エルンは手帳にモクモクフクロウの情報を詳細に記載し、三人は再び次なる冒険に向けて歩き出した。


「モクモクフクロウについてわかったのはこれだけか……。もっと詳しい情報が欲しいな。もしまた出会えたら、その時は襲ってこないといいんだけど。」



**モクモクフクロウ (Mokumoku Owl) — エルンの手帳より**


- **大きさ**: 大体50cmくらいで、羽を広げるとさらに大きく見える!


- **色**: 羽は灰色と緑が混ざったような色で、光の加減で変わって見える。不思議な色合いだ。


- **目**: 真っ赤な目が特徴的で、特に霧の中ではその目が怖いくらいに光って見える。霧がある時にその赤い目を見ていると眠くなっちゃうんだって。だから霧が出たら目を瞑るか隠さないと。


- **特徴**: 霧を発生させるフクロウ。父の手帳には「危険を感じると逃げる」と書いてあったけど、今回は僕たちに向かってきた。どうやら、モクモクフクロウの暮らしているエリアに僕たちが入り込んでしまったからかもしれない。

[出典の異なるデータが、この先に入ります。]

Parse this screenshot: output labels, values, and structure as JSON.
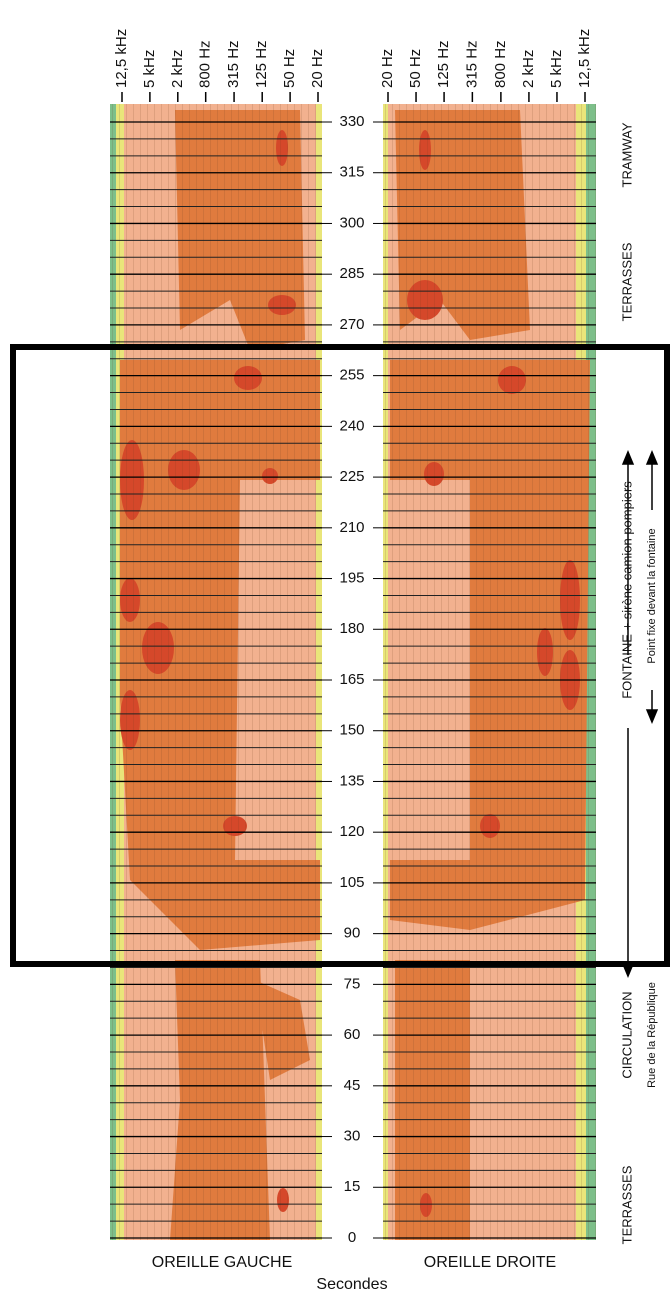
{
  "chart_data": {
    "type": "spectrogram",
    "ylabel": "Secondes",
    "ylim": [
      0,
      330
    ],
    "yticks": [
      0,
      15,
      30,
      45,
      60,
      75,
      90,
      105,
      120,
      135,
      150,
      165,
      180,
      195,
      210,
      225,
      240,
      255,
      270,
      285,
      300,
      315,
      330
    ],
    "xscale": "log",
    "panels": [
      {
        "title": "OREILLE GAUCHE",
        "xlim": [
          12500,
          20
        ],
        "xticks": [
          {
            "value": 12500,
            "label": "12,5 kHz"
          },
          {
            "value": 5000,
            "label": "5 kHz"
          },
          {
            "value": 2000,
            "label": "2 kHz"
          },
          {
            "value": 800,
            "label": "800 Hz"
          },
          {
            "value": 315,
            "label": "315 Hz"
          },
          {
            "value": 125,
            "label": "125 Hz"
          },
          {
            "value": 50,
            "label": "50 Hz"
          },
          {
            "value": 20,
            "label": "20 Hz"
          }
        ]
      },
      {
        "title": "OREILLE DROITE",
        "xlim": [
          20,
          12500
        ],
        "xticks": [
          {
            "value": 20,
            "label": "20 Hz"
          },
          {
            "value": 50,
            "label": "50 Hz"
          },
          {
            "value": 125,
            "label": "125 Hz"
          },
          {
            "value": 315,
            "label": "315 Hz"
          },
          {
            "value": 800,
            "label": "800 Hz"
          },
          {
            "value": 2000,
            "label": "2 kHz"
          },
          {
            "value": 5000,
            "label": "5 kHz"
          },
          {
            "value": 12500,
            "label": "12,5 kHz"
          }
        ]
      }
    ],
    "annotations": [
      "TRAMWAY",
      "TERRASSES",
      "FONTAINE  + sirène camion pompiers",
      "Point fixe devant la fontaine",
      "CIRCULATION",
      "Rue de la République",
      "TERRASSES"
    ]
  }
}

- **住んでる場所**: 森の奥に住んでいるけど、浅い部分でもたまに姿を現す。エサを探しているのかな?


- **性格**: 普段は臆病で、こちらから手出しをしなければ逃げるみたい。でも、今回みたいに自分の場所に入られると攻撃的になることがわかった。気をつけないと危ないね。


- **言い伝え**: 村では、このフクロウに会うと幸運が訪れると言われているけど、今回は威嚇されてしまった。ちゃんと距離をとっていれば、また違った行動を見せてくれたかもしれない。


- **僕の思ったこと**: 父の手帳には「逃げる」と書いてあったけど、状況によっては襲ってくるんだね。今度はもっと注意して観察したいな。また出会えたら、仲良くなれるかもしれない。



[改正版]


**朦朦梟 もうもうきょう (Mokumoku Owl)**


- **学名**: *Aether Strigiformes*


- **大きさ**: 全長約50cm、翼を広げると最大で80cmに達する。


- **外観**: 灰色と緑が混ざり合った羽毛を持ち、光の加減や周囲の環境によってその色合いが変わる。特に霧の中では非常に視認しにくく、森の自然に溶け込む。


- **目**: 真紅の目が非常に印象的で、霧が発生している際に朦朦梟の目を見つめてしまうと、強い催眠効果があり、意識が遠のいてしまう。


- **特徴**: 朦朦梟は、危険を察知すると濃い霧を発生させる。この霧は視界を遮り、朦朦梟が身を隠すために使われるが、霧の中でその赤い目を見てしまうと催眠にかかり眠りに陥ることがある。このため、森の霧が濃いときには特に注意が必要。


- **生息地**: 主に森の奥深くに住んでいるが、時折浅い部分に現れ、エサを探していることがある。特に霧が出やすい湿った場所を好む。


- **生態**: 朦朦梟は夜行性で、霧を活用して自分を保護しながら小動物や昆虫を捕食する。昼間は木々の高所に潜み、夜になると行動を開始する。


- **性格**: 通常は臆病で、危険を感じると霧を発生させて逃げることが多い。ただし、テリトリーに侵入されると非常に攻撃的になる。


- **言い伝え**: 村では、朦朦梟を目撃することは幸運の象徴とされている。しかし、遭遇した際にその縄張りに入ってしまうと、激しく威嚇されることもあるため、注意が必要。


- **備考**: 朦朦梟は非常に貴重な存在であり、霧の発生能力やその神秘的な存在感から、冒険者の間で特に興味を持たれているが、無闇に近づくことは推奨されない。また、再び遭遇する際には、適切な距離を保つことが重要である。